What is being done in making Nigeria’s mortgage market work efficiently?
Private Sector Led:
Some mortgage banks including Cooperative Mortgage Bank have gotten creative in reducing their interest rates by taking the burden of building residential properties and placing those properties on mortgages at single-digit interest rates of about 9% per annum. Mortgage banks have also executed partnerships with cooperatives to design a system where their members can make convenient monthly contributions to the mortgage bank to qualify them for affordable and quality homes over time.
The Future Africa-backed startup; Bongalow serves as a mortgage marketplace for well-curated properties, connecting banks and property developers with people that require financing to purchase homes. You can start a mortgage application on Bongalow by providing information on your income, desired property, credit profile among others. Bongalow then recommends the best mortgage rates and solutions based on the criteria of its lending partners.
Public Sector Led:
The government-owned institution; Federal Mortgage Bank of Nigeria (FMBN) lends mortgage at 6% to National Housing Fund (NHF) contributors over a maximum tenor of 30 years. While mortgages from the government may appear more affordable, NHF contributors can only access up to ₦15million from the fund through an accredited and licensed Primary Mortgage Bank.
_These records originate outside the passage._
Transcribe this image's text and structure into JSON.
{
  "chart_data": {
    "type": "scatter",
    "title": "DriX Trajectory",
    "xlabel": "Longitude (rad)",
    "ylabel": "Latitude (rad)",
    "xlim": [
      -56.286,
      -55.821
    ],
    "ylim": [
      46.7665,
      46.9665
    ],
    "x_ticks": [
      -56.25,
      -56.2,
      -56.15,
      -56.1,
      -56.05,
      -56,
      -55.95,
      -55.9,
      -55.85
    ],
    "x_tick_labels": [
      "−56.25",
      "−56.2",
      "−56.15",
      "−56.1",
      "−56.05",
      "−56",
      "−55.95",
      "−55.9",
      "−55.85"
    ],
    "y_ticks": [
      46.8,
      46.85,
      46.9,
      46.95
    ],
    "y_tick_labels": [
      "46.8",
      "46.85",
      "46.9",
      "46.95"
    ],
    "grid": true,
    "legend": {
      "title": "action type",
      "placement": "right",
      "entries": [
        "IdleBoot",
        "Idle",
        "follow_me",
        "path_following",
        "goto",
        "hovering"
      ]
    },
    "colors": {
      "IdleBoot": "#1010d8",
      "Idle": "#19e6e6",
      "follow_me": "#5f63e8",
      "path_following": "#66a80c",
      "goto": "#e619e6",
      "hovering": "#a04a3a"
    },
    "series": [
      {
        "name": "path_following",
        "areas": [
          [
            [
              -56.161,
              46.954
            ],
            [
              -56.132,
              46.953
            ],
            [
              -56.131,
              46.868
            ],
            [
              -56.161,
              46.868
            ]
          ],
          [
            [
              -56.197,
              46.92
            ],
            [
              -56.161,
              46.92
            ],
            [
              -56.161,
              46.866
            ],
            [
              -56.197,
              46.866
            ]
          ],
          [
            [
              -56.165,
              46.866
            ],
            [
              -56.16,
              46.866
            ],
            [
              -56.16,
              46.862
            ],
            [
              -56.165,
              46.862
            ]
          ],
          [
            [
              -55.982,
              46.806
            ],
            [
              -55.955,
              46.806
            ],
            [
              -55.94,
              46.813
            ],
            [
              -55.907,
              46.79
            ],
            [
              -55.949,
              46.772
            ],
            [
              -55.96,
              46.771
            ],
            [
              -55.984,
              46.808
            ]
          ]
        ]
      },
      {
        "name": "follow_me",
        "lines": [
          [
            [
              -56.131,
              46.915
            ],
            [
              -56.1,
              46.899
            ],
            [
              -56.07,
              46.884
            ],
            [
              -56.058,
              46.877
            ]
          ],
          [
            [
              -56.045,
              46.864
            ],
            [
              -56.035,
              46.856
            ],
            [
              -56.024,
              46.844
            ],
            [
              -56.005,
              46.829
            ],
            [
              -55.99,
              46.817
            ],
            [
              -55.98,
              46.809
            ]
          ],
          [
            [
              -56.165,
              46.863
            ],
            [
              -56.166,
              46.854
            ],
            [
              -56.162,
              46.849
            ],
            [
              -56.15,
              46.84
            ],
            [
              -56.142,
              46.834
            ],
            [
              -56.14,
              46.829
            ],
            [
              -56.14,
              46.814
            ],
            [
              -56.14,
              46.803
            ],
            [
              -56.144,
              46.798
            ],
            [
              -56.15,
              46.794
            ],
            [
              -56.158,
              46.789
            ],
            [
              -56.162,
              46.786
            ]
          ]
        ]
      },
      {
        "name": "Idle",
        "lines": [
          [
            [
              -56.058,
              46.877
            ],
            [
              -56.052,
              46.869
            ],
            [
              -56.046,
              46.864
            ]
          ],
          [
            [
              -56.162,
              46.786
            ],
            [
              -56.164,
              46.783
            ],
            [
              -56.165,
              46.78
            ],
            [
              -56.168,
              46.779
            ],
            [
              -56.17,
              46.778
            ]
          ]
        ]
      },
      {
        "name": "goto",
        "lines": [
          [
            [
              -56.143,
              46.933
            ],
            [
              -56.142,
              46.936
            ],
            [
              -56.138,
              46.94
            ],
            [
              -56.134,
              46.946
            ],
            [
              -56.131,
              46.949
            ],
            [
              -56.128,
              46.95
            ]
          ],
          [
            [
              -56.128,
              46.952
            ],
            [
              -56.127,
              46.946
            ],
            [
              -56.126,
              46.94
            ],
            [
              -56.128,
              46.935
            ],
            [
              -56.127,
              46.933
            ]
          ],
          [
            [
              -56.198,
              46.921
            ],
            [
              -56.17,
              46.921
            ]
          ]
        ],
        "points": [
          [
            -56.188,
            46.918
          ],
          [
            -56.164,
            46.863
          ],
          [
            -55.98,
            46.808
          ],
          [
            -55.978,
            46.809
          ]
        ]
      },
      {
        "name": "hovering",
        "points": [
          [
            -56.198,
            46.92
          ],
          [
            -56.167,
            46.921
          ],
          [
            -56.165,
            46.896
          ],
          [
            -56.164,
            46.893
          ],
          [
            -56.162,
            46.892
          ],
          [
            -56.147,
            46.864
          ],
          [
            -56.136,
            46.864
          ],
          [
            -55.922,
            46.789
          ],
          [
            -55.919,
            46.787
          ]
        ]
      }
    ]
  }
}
The government is also encouraging financial institutions to participate in mortgages through the World Bank-backed institution; Nigerian Mortgage Refinance Company (NMRC). The NMRC issues long-term bonds in the capital market to provide refinancing facilities to eligible loan portfolios of financial institutions extending mortgages. This is done to increase the maturity structure of mortgage loans & reduce mortgage rates.
Real Estate as an asset class would need more reforms to drive mortgage participation. Aside from the issues in titling and discouraging bureaucracies in land documentation, the non-existence of an effective foreclosure law serves as a major disincentive to mortgage financiers.
A foreclosure law basically helps the lender repossess and sell the property in the case of default by the borrower. The National Assembly has not been keen on expediting the foreclosure law and only a few states have passed the law. Without the foreclosure law, cases of repossession of properties after default by borrowers spend a long period of time in court.
Fundamentals of Nigeria’s macroeconomy may be harsh on its mortgage market, however, there are a few positives. It has taken too long for inflation and mortgage rates to function effectively and I believe the public and private sector would need to intervene through the introduction of more specific policies and creative financing facilities to drive affordability.